RP: It’s hard to avoid the question of how environmentalism is often projected on to art works in a way that simplifies or co-opts their readings. How do you respond to this?

SF: There’s a way that art can speak about things through the poetic, through fictions and dreamlike images, I think the power of art is that ‘fictioning’. There’s a book by David Burrows called Fictioning, which talks about the importance of fiction and stories: how artists embed things in a deeper level of consciousness. That’s what artists do really well. But this thing that art does really well doesn’t work when it’s a linear polemic or a kind of didactic crusade. I rather set out to try to understand the world and raise our awareness – from a blinkered, momentary or physically locked position, out to that kind of earth scale consciousness.

RP: I’m thinking about Going Nowhere 1.5 which was shot from a drone over a sand island in the North Sea that is slowly receding as the tide comes in. We see you from above walking the ever shrinking perimeter- until finally it disappears. We could read the rising sea level as an environmental comment but there are much more complex references; not only to Land Art and Smithson’s spiral jetty but again to those classic Romantic motifs. I see you as taking Caspar David Friedrich’s Monk by The Sea to its literal extremity in the act of actually immersing yourself in the sea.

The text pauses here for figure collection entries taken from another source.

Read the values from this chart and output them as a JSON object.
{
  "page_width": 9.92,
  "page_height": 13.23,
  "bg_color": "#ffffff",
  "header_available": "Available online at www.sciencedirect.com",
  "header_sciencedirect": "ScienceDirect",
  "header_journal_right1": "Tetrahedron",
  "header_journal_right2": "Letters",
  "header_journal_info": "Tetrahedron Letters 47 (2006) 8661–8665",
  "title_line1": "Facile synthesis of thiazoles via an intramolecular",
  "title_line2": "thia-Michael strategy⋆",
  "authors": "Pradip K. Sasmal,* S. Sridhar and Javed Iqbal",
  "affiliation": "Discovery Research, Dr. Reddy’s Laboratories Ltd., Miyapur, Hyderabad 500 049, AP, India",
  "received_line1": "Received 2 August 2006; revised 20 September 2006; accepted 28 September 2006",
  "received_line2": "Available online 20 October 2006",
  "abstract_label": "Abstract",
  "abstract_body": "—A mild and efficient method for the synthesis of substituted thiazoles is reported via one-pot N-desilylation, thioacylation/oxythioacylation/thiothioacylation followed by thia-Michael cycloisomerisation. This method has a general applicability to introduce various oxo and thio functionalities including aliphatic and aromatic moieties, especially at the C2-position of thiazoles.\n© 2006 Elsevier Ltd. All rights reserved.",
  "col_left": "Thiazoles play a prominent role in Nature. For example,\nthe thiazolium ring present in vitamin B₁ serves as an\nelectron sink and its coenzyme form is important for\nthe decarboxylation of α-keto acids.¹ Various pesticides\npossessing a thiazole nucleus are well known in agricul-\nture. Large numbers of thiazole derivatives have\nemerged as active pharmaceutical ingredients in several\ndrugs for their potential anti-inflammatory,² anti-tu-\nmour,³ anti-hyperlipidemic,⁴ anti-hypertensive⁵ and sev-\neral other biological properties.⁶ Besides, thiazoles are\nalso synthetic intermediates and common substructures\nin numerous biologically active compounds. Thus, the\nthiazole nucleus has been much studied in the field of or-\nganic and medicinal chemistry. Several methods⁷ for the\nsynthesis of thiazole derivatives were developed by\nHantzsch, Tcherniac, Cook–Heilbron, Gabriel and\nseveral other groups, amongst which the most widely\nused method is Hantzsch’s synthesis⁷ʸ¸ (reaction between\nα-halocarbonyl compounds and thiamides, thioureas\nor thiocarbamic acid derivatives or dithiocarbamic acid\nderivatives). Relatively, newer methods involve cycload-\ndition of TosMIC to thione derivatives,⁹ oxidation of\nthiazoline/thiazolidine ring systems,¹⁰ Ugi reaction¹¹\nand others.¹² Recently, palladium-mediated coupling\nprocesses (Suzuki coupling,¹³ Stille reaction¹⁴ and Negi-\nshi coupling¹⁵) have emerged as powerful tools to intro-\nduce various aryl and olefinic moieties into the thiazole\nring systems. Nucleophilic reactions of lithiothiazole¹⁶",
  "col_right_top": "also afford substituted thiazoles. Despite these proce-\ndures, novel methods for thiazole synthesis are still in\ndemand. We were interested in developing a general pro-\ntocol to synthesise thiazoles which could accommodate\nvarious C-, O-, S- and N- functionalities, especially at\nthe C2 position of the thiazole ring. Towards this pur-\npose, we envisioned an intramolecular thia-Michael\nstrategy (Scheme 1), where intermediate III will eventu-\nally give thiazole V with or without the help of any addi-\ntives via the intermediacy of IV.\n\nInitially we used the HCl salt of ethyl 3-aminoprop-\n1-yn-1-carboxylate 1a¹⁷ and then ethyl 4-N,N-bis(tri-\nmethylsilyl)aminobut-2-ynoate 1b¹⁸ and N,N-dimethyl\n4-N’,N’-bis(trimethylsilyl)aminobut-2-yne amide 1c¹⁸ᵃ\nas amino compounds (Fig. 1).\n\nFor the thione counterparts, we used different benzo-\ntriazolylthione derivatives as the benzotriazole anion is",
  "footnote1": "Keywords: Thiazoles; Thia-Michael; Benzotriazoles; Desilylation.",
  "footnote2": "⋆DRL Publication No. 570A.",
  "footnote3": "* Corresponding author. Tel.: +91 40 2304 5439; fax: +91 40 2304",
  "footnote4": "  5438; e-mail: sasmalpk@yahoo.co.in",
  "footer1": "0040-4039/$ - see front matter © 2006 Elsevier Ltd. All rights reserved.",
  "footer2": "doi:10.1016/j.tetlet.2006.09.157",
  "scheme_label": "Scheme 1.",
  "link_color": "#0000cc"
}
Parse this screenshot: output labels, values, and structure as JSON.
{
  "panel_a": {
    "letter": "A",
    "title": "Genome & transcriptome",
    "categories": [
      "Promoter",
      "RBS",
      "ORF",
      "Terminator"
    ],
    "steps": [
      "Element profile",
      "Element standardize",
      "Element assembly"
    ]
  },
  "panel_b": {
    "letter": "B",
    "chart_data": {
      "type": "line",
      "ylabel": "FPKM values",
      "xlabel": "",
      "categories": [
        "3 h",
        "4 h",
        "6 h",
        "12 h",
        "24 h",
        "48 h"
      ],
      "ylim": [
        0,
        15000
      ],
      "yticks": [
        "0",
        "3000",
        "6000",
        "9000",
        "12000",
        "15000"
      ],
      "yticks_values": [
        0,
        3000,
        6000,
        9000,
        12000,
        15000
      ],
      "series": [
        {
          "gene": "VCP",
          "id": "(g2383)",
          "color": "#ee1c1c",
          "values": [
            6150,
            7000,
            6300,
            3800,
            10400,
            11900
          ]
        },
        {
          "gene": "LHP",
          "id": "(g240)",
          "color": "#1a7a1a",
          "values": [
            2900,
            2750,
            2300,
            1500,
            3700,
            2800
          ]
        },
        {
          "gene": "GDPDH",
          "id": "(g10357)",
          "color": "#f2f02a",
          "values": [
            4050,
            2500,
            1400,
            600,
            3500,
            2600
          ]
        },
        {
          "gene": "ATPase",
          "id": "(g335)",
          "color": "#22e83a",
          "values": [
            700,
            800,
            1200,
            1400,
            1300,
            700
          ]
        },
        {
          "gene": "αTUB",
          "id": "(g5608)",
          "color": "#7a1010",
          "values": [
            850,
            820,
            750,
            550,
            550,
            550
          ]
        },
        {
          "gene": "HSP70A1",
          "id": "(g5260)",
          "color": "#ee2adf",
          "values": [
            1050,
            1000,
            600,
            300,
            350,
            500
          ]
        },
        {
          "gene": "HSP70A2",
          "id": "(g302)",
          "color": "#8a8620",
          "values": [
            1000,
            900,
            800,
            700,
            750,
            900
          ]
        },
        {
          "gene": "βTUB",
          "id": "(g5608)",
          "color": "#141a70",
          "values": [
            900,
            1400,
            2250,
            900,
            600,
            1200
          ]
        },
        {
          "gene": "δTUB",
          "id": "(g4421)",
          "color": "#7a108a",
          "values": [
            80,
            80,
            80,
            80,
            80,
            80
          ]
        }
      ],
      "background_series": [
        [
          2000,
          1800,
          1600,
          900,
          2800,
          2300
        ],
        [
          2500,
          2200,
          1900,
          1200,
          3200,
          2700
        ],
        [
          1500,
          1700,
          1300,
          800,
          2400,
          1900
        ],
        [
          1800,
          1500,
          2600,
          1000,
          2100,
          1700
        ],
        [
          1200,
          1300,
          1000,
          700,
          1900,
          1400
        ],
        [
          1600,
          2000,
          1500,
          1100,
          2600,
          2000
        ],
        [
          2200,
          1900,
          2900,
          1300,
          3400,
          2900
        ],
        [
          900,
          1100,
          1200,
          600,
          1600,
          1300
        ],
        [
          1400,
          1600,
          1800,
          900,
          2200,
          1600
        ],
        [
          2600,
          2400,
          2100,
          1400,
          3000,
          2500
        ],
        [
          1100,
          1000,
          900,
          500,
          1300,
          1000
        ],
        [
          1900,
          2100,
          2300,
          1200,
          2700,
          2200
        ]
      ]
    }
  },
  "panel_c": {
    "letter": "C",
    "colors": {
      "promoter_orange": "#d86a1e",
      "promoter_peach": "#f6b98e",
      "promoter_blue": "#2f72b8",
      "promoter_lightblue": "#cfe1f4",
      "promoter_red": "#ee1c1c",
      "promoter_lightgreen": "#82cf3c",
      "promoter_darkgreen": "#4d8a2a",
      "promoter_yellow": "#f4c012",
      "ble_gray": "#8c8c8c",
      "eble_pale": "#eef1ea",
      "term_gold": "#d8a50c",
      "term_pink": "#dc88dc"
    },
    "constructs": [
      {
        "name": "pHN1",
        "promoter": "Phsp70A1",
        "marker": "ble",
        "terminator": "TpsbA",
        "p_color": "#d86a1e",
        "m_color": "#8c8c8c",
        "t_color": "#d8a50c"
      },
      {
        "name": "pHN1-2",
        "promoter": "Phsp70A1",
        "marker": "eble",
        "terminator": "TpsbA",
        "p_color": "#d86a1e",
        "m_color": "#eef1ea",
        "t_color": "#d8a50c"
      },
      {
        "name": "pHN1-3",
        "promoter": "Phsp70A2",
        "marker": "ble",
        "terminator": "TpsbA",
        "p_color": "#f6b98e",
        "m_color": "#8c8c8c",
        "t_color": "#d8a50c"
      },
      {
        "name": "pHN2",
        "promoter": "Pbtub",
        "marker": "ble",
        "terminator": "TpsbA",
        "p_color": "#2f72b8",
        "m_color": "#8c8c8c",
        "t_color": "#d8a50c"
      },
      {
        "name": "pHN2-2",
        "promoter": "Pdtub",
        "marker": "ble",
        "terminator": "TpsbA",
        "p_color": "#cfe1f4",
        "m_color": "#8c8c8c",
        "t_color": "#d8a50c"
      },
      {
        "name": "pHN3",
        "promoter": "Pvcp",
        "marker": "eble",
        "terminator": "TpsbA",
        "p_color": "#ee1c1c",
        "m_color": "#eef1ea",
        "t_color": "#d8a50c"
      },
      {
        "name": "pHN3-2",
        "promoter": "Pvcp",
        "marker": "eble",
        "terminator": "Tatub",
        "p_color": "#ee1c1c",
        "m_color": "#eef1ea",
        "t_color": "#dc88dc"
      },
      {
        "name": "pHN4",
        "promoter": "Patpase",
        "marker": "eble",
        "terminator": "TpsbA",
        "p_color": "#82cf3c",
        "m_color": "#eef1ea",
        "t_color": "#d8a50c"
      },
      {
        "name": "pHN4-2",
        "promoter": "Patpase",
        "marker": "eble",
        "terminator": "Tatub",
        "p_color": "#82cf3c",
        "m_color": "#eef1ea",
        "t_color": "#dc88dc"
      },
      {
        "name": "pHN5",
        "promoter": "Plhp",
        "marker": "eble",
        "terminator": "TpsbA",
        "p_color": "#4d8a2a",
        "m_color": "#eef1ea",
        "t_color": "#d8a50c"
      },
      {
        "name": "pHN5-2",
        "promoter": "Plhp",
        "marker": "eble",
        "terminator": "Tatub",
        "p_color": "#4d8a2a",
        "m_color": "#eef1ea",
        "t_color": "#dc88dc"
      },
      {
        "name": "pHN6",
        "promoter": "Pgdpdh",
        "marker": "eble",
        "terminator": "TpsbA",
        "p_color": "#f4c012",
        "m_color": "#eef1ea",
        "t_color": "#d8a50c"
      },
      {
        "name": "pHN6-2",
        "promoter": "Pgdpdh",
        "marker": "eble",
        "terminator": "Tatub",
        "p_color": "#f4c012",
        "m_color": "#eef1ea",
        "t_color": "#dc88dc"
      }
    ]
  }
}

It’s not only a beautiful act but a ridiculous one, so there’s a simultaneous gravity and absurdity to the work.

SF: A lot of my work ends up being imbued with this melancholic humour, the absurd Homo sapien predicament. I think that comes out of Buster Keaton… it’s like the cosmic joke of our existence that we are constantly trying to build things up and the universe is pulling them down. We have fantasies of omnipotence and we’re periodically slapped in the face and reminded of our own insignificance.

RP: Many of your works have involved traveling great distances and now we can’t travel. How has that affected the work that you may be thinking about making now?

SF: There is that side to my work of latterly going on quite epic journeys, like travelling by containership or going to Antarctica. But there’s another side which is about the total opposite, the sort of small mundane minutiae of everyday life. I think one of the first traveling works was Lea Navigation, where I cycled from the mouth of the river Lea in London to find its source beneath a tower block in Luton, but, whilst I was doing it, I had in mind Joseph Conrad’s going up the Congo, so there was a mental extrapolation to a larger scale. And more recently, I made a work called Voyages within 100m of my bed, which was just collecting together all the drawings I’ve made within that 100m radius. It’s about how the ‘at Earth scale’ is activated within our heads, that doesn’t mean that you necessarily need to travel. Everybody’s is reinventing their lives in this kind of awakening period that we’re living through, so how my practice is going to find its feet in this new world that is appearing all around us, is a very good question. I think we’re really lucky being artists because we are good at finding ways to exist in this new kind of unfolding world – and to find ways to report back on how it tastes or feels.